Luckily, my PT has risen to the occasion. He did some research. He thought outside the box. And, he developed a therapy program that is as eccentric and odd as I am. It features a random assortment of objects and tasks— seemingly like some shit he just grabbed from his junk drawer at home on his way to work. After all, everyone has a drawer like this at home. The kind with paper clips, dried pens, rusty green pennies, and silly putty from 1987.
From the look of my therapy table that first day, though, Robbie’s junk drawer had a different collection of crap. Wooden clothespins. A small cloth Easter basket with a yellow chick on it. A rubber tube that resembles a giant Twizzler. And a travel coffee mug. Junk, nonetheless, but higher-quality junk than I tend to find in my drawer.
Anyway, each session he lines up the clothespins on the edge of the Easter basket and has me pull them off one-by-one. This may sound easy, but I’d like to say for the record that it is not. A surprising number of muscles have to work together to pinch a clothespin, remove it from a rim, and then place it inside a basket. So many tiny muscles that don’t always want to work in unison. It’s hard. I have dreams about these clothespins and that damn Easter basket. The perky baby chick taunts me when I fail. It’s very annoying.
Luckily, the other tasks aren’t so aggravating. We do range-of-motion stretches and exercises to strengthen my torso and neck. Then, we do bicep curls with the giant rubber Twizzler. At the end of the session, I practice lifting the travel coffee mug to my mouth to simulate taking a sip. Robbie puts water in the mug beforehand— but he doesn’t tell me how much so I get challenged by the weight.
Some folks may lift hefty barbells… but, it seems like I can lift an $11 dishwasher-safe container.
The other day, though, my PT had an addition to our session. To work on my neck and torso muscles further, he rigged a red laser pen light on the bill of a baseball cap.
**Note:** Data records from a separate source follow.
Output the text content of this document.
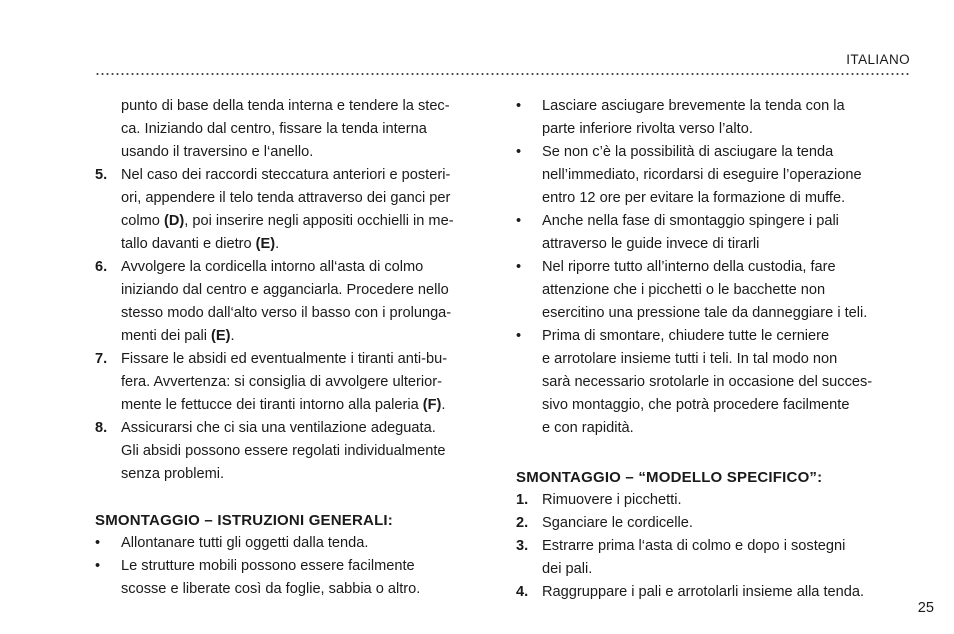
ITALIANO
punto di base della tenda interna e tendere la stec-
ca. Iniziando dal centro, fissare la tenda interna
usando il traversino e l‘anello.
5. Nel caso dei raccordi steccatura anteriori e posteri-
ori, appendere il telo tenda attraverso dei ganci per
colmo (D), poi inserire negli appositi occhielli in me-
tallo davanti e dietro (E).
6. Avvolgere la cordicella intorno all‘asta di colmo
iniziando dal centro e agganciarla. Procedere nello
stesso modo dall‘alto verso il basso con i prolunga-
menti dei pali (E).
7. Fissare le absidi ed eventualmente i tiranti anti-bu-
fera. Avvertenza: si consiglia di avvolgere ulterior-
mente le fettucce dei tiranti intorno alla paleria (F).
8. Assicurarsi che ci sia una ventilazione adeguata.
Gli absidi possono essere regolati individualmente
senza problemi.
SMONTAGGIO – ISTRUZIONI GENERALI:
•	Allontanare tutti gli oggetti dalla tenda.
•	Le strutture mobili possono essere facilmente
scosse e liberate così da foglie, sabbia o altro.
•	Lasciare asciugare brevemente la tenda con la
parte inferiore rivolta verso l’alto.
•	Se non c’è la possibilità di asciugare la tenda
nell’immediato, ricordarsi di eseguire l’operazione
entro 12 ore per evitare la formazione di muffe.
•	Anche nella fase di smontaggio spingere i pali
attraverso le guide invece di tirarli
•	Nel riporre tutto all’interno della custodia, fare
attenzione che i picchetti o le bacchette non
esercitino una pressione tale da danneggiare i teli.
•	Prima di smontare, chiudere tutte le cerniere
e arrotolare insieme tutti i teli. In tal modo non
sarà necessario srotolarle in occasione del succes-
sivo montaggio, che potrà procedere facilmente
e con rapidità.
SMONTAGGIO – “MODELLO SPECIFICO”:
1. Rimuovere i picchetti.
2. Sganciare le cordicelle.
3. Estrarre prima l‘asta di colmo e dopo i sostegni
dei pali.
4. Raggruppare i pali e arrotolarli insieme alla tenda.
25
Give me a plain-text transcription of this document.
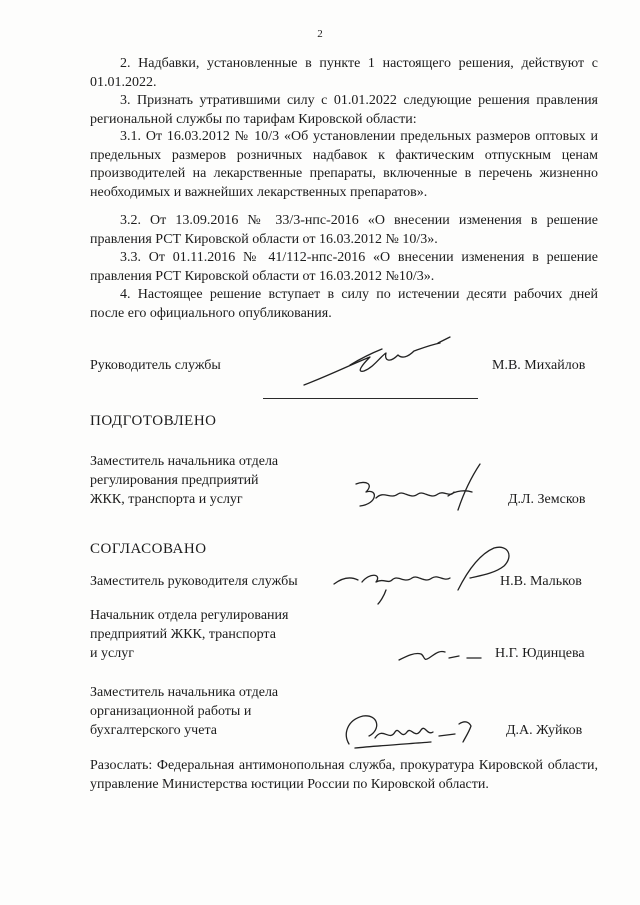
2
2. Надбавки, установленные в пункте 1 настоящего решения, действуют с 01.01.2022.
3. Признать утратившими силу с 01.01.2022 следующие решения правления региональной службы по тарифам Кировской области:
3.1. От 16.03.2012 № 10/3 «Об установлении предельных размеров оптовых и предельных размеров розничных надбавок к фактическим отпускным ценам производителей на лекарственные препараты, включенные в перечень жизненно необходимых и важнейших лекарственных препаратов».
3.2. От 13.09.2016 № 33/3-нпс-2016 «О внесении изменения в решение правления РСТ Кировской области от 16.03.2012 № 10/3».
3.3. От 01.11.2016 № 41/112-нпс-2016 «О внесении изменения в решение правления РСТ Кировской области от 16.03.2012 №10/3».
4. Настоящее решение вступает в силу по истечении десяти рабочих дней после его официального опубликования.
Руководитель службы	М.В. Михайлов
ПОДГОТОВЛЕНО
Заместитель начальника отдела
регулирования предприятий
ЖКК, транспорта и услуг	Д.Л. Земсков
СОГЛАСОВАНО
Заместитель руководителя службы	Н.В. Мальков
Начальник отдела регулирования
предприятий ЖКК, транспорта
и услуг	Н.Г. Юдинцева
Заместитель начальника отдела
организационной работы и
бухгалтерского учета	Д.А. Жуйков
Разослать: Федеральная антимонопольная служба, прокуратура Кировской области, управление Министерства юстиции России по Кировской области.
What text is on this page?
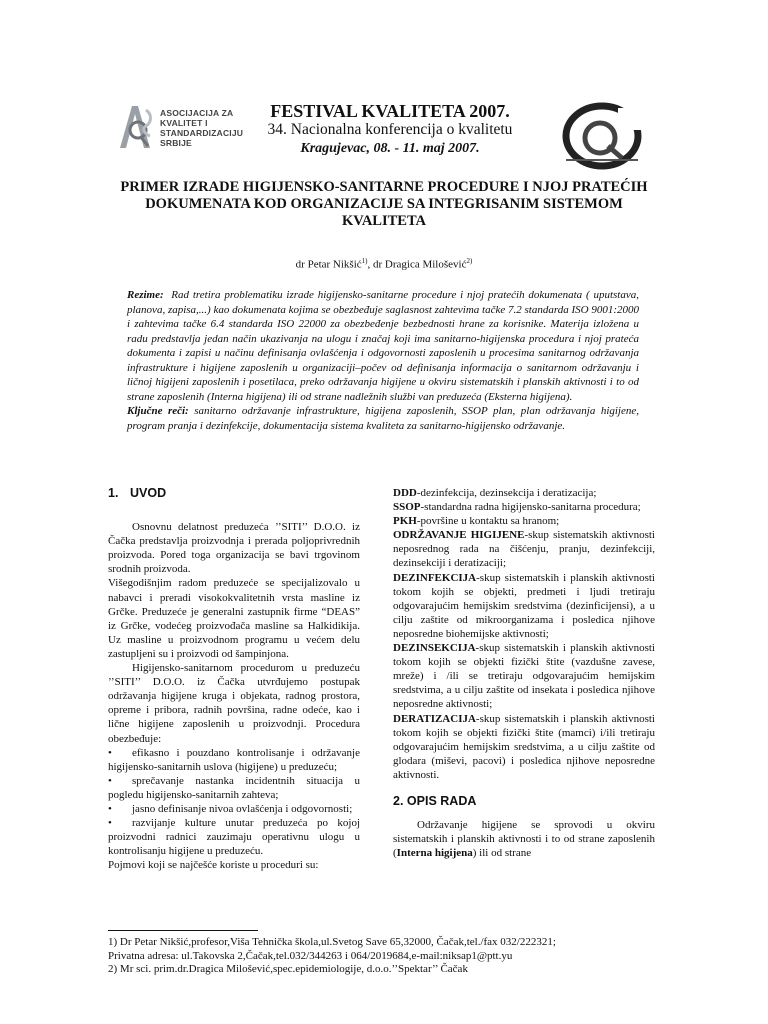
ASOCIJACIJA ZA
KVALITET I
STANDARDIZACIJU
SRBIJE
FESTIVAL KVALITETA 2007.
34. Nacionalna konferencija o kvalitetu
Kragujevac, 08. - 11. maj 2007.
PRIMER IZRADE HIGIJENSKO-SANITARNE PROCEDURE I NJOJ PRATEĆIH DOKUMENATA KOD ORGANIZACIJE SA INTEGRISANIM SISTEMOM KVALITETA
dr Petar Nikšić$^{1)}$, dr Dragica Milošević$^{2)}$

Rezime: Rad tretira problematiku izrade higijensko-sanitarne procedure i njoj pratećih dokumenata ( uputstava, planova, zapisa,...) kao dokumenata kojima se obezbeđuje saglasnost zahtevima tačke 7.2 standarda ISO 9001:2000 i zahtevima tačke 6.4 standarda ISO 22000 za obezbeđenje bezbednosti hrane za korisnike. Materija izložena u radu predstavlja jedan način ukazivanja na ulogu i značaj koji ima sanitarno-higijenska procedura i njoj prateća dokumenta i zapisi u načinu definisanja ovlašćenja i odgovornosti zaposlenih u procesima sanitarnog održavanja infrastrukture i higijene zaposlenih u organizaciji–počev od definisanja informacija o sanitarnom održavanju i ličnoj higijeni zaposlenih i posetilaca, preko održavanja higijene u okviru sistematskih i planskih aktivnosti i to od strane zaposlenih (Interna higijena) ili od strane nadležnih službi van preduzeća (Eksterna higijena).

Ključne reči: sanitarno održavanje infrastrukture, higijena zaposlenih, SSOP plan, plan održavanja higijene, program pranja i dezinfekcije, dokumentacija sistema kvaliteta za sanitarno-higijensko održavanje.

1. UVOD

Osnovnu delatnost preduzeća ’’SITI’’ D.O.O. iz Čačka predstavlja proizvodnja i prerada poljoprivrednih proizvoda. Pored toga organizacija se bavi trgovinom srodnih proizvoda.

Višegodišnjim radom preduzeće se specijalizovalo u nabavci i preradi visokokvalitetnih vrsta masline iz Grčke. Preduzeće je generalni zastupnik firme “DEAS” iz Grčke, vodećeg proizvođača masline sa Halkidikija. Uz masline u proizvodnom programu u većem delu zastupljeni su i proizvodi od šampinjona.

Higijensko-sanitarnom procedurom u preduzeću ’’SITI’’ D.O.O. iz Čačka utvrđujemo postupak održavanja higijene kruga i objekata, radnog prostora, opreme i pribora, radnih površina, radne odeće, kao i lične higijene zaposlenih u proizvodnji. Procedura obezbeđuje:

• efikasno i pouzdano kontrolisanje i održavanje higijensko-sanitarnih uslova (higijene) u preduzeću;

• sprečavanje nastanka incidentnih situacija u pogledu higijensko-sanitarnih zahteva;

• jasno definisanje nivoa ovlašćenja i odgovornosti;

• razvijanje kulture unutar preduzeća po kojoj proizvodni radnici zauzimaju operativnu ulogu u kontrolisanju higijene u preduzeću.

Pojmovi koji se najčešće koriste u proceduri su:

DDD-dezinfekcija, dezinsekcija i deratizacija;

SSOP-standardna radna higijensko-sanitarna procedura;

PKH-površine u kontaktu sa hranom;

ODRŽAVANJE HIGIJENE-skup sistematskih aktivnosti neposrednog rada na čišćenju, pranju, dezinfekciji, dezinsekciji i deratizaciji;

DEZINFEKCIJA-skup sistematskih i planskih aktivnosti tokom kojih se objekti, predmeti i ljudi tretiraju odgovarajućim hemijskim sredstvima (dezinficijensi), a u cilju zaštite od mikroorganizama i posledica njihove neposredne biohemijske aktivnosti;

DEZINSEKCIJA-skup sistematskih i planskih aktivnosti tokom kojih se objekti fizički štite (vazdušne zavese, mreže) i /ili se tretiraju odgovarajućim hemijskim sredstvima, a u cilju zaštite od insekata i posledica njihove neposredne aktivnosti;

DERATIZACIJA-skup sistematskih i planskih aktivnosti tokom kojih se objekti fizički štite (mamci) i/ili tretiraju odgovarajućim hemijskim sredstvima, a u cilju zaštite od glodara (miševi, pacovi) i posledica njihove neposredne aktivnosti.

2. OPIS RADA

Održavanje higijene se sprovodi u okviru sistematskih i planskih aktivnosti i to od strane zaposlenih (Interna higijena) ili od strane

1) Dr Petar Nikšić,profesor,Viša Tehnička škola,ul.Svetog Save 65,32000, Čačak,tel./fax 032/222321;
Privatna adresa: ul.Takovska 2,Čačak,tel.032/344263 i 064/2019684,e-mail:niksap1@ptt.yu
2) Mr sci. prim.dr.Dragica Milošević,spec.epidemiologije, d.o.o.’’Spektar’’ Čačak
He put the cap on my head and then put a bullseye target on the wall. Keeping my posture as straight as possible, I aim the laser onto the target, and work to keep it there as long as I can. It’s way more challenging than you’d think. Imagine a low-tech version of Nintendo’s Duck Hunt. Yet, it’s just as satisfying. Plus, there’s no pixelated dog on the screen to smirk when you lose.
I look forward to seeing what else is in store in the coming weeks. This overall experience has been more fun than I expected at the outset… and not just the moments when I threaten to blind Robbie with the laser. It’s also been challenging, but in a good way… a competitive way. Like when I read War & Peace by Leo Tolstoy a few years ago. It was long and massive, but when I finished it, I was proud of myself. I gave a cry of triumph, “I MAY NOT BE STRONG ENOUGH TO LIFT THIS DAMN BOOK… BUT, I READ IT, ANYWAY. HA!”
If all this wasn’t enough to recommend this experience, though, I’d also like to report that my physical therapist has noticed some subtle improvements as I’ve progressed through the last few months— which is really encouraging. My arms stretch higher. My neck muscles hold longer. And I can lift a whole lot of water in that mug. So, stay tuned for more updates in the coming weeks…
Until then, watch out for my red laser!